Liangxiao JIANG, Harry ZHANG, Zhihua CAI
Discriminatively Improving Naive Bayes by Evolutionary Feature Selection

Abstract
.
Improving naive Bayes (simply NB) for classification (often measured by classification accuracy, simply ACC) has received significant attention. In many real-world data mining applications, however, learning a classifier with accurate ranking (often measured by the area under the ROC curve, simply AUC) or probability estimation (often measured by conditional log likelihood, simply CLL) is also desirable. Intuitively, these existing improved algorithms aiming at accurate classification tend to perform poorly when the goal is improving naive Bayes for ranking or probability estimation.

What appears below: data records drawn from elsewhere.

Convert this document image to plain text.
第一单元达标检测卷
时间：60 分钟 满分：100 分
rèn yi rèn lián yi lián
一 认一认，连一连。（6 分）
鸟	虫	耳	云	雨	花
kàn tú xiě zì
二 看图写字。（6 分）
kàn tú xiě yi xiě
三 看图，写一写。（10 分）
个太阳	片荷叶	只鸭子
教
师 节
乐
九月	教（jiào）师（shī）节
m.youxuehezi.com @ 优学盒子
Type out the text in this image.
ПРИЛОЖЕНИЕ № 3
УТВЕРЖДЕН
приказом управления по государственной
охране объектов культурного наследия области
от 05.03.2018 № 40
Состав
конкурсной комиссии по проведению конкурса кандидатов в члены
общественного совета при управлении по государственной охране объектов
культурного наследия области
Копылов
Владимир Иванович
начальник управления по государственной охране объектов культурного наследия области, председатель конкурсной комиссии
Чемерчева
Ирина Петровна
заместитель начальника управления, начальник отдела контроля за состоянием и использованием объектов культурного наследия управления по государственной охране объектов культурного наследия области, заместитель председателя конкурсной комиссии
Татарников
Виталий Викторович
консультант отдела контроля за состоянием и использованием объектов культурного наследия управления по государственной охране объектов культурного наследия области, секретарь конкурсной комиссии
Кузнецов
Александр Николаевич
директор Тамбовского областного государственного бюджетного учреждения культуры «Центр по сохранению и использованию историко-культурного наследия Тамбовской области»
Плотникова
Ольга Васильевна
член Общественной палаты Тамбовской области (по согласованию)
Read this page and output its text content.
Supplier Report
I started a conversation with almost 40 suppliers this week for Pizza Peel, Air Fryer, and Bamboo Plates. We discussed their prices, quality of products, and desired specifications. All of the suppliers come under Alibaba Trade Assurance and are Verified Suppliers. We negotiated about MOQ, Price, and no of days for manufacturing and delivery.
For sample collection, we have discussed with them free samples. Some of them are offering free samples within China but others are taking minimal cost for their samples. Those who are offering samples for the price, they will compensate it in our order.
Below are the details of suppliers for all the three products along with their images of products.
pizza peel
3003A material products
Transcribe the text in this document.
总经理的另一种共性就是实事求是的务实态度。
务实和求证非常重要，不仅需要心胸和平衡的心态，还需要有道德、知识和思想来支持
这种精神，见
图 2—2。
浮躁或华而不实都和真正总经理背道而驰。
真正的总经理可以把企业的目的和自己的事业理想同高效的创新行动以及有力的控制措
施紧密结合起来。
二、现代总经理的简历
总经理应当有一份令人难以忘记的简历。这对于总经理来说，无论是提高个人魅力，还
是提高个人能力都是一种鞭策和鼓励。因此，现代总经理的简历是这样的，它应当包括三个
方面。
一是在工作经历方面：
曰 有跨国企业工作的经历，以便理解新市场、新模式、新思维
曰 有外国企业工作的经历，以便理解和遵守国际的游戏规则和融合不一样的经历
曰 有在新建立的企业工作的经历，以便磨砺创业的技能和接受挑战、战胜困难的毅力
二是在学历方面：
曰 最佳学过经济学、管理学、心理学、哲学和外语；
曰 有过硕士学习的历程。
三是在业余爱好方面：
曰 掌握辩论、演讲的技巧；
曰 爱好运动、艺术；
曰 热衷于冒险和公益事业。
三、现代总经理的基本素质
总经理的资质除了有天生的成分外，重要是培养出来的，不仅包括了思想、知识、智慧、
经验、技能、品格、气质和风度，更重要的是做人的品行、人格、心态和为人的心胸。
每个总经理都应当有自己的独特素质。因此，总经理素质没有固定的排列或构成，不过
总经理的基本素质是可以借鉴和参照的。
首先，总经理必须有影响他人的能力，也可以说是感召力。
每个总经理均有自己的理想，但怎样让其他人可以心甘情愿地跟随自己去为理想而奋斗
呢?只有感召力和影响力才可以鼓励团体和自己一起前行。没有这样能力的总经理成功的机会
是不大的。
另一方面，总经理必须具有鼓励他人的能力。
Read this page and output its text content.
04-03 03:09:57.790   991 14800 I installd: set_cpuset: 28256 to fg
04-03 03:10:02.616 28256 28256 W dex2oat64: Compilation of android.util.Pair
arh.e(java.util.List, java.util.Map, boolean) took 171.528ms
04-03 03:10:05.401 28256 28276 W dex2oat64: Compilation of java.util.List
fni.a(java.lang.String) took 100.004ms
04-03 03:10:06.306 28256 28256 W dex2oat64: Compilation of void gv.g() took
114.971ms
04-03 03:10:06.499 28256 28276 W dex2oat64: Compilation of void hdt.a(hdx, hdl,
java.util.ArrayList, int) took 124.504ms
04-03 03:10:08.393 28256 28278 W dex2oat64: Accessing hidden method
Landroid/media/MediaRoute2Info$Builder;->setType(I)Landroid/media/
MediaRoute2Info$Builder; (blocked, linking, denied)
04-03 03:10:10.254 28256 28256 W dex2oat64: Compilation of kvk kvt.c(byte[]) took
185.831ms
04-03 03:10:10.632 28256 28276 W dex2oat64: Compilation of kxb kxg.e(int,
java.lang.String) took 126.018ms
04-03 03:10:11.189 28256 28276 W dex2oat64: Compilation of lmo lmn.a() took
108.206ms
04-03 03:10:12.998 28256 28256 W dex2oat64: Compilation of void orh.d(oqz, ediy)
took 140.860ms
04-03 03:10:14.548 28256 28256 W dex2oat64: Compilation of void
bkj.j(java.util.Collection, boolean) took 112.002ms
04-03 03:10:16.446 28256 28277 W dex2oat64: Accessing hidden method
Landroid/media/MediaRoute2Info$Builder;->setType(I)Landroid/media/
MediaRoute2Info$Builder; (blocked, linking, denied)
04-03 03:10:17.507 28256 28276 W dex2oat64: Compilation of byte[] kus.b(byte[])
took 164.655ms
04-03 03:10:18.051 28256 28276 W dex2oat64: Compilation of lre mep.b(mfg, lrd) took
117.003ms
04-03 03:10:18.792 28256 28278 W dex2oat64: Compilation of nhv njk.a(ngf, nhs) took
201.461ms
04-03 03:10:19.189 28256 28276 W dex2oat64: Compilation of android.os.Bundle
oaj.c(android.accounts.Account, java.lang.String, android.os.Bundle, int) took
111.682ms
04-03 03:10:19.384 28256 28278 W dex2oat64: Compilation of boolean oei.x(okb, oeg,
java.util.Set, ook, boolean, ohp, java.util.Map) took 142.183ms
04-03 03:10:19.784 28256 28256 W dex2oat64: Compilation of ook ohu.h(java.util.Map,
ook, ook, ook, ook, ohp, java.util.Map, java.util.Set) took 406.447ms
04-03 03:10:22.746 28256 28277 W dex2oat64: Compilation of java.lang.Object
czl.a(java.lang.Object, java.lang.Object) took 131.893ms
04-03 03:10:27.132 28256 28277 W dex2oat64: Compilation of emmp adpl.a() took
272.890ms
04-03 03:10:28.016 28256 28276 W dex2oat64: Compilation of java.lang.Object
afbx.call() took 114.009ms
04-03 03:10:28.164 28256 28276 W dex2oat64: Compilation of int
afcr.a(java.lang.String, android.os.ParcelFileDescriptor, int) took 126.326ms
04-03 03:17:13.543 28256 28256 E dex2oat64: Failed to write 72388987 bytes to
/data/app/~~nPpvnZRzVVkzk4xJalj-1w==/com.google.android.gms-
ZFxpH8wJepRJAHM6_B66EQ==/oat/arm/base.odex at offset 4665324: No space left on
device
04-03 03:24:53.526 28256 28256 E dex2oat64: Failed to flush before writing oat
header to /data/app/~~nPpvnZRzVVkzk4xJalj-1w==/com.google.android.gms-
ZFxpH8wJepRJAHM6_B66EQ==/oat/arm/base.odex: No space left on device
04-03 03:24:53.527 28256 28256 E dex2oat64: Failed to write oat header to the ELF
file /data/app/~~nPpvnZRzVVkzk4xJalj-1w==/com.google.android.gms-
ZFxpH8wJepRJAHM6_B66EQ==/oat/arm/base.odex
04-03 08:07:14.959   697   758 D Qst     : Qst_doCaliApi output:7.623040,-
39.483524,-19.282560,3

This is attributable to a mismatch between the learning process and the learning goal. In order to address this problem, we need a discriminative learning approach to match the learning process and the learning goal. In this paper, we present a discriminative improved algorithm called evolutionary naive Bayes (simply ENB) and design its three different versions in order to achieve three different learninggoals. We name them ENB-ACC, ENB-AUC, and ENB-CLL corresponding to classification, ranking, and probability estimation respectively. Simply speaking, ENB selects attribute subsets by carrying a discriminative evolutionary search through the whole space of attributes. We conduct extensive empirical comparison for naive Bayes and three different versions of evolutionary naive Bayes using the whole 36 UCI data sets selected by Weka. The experimental results show that our improvement is successful when different learning goals are desirable.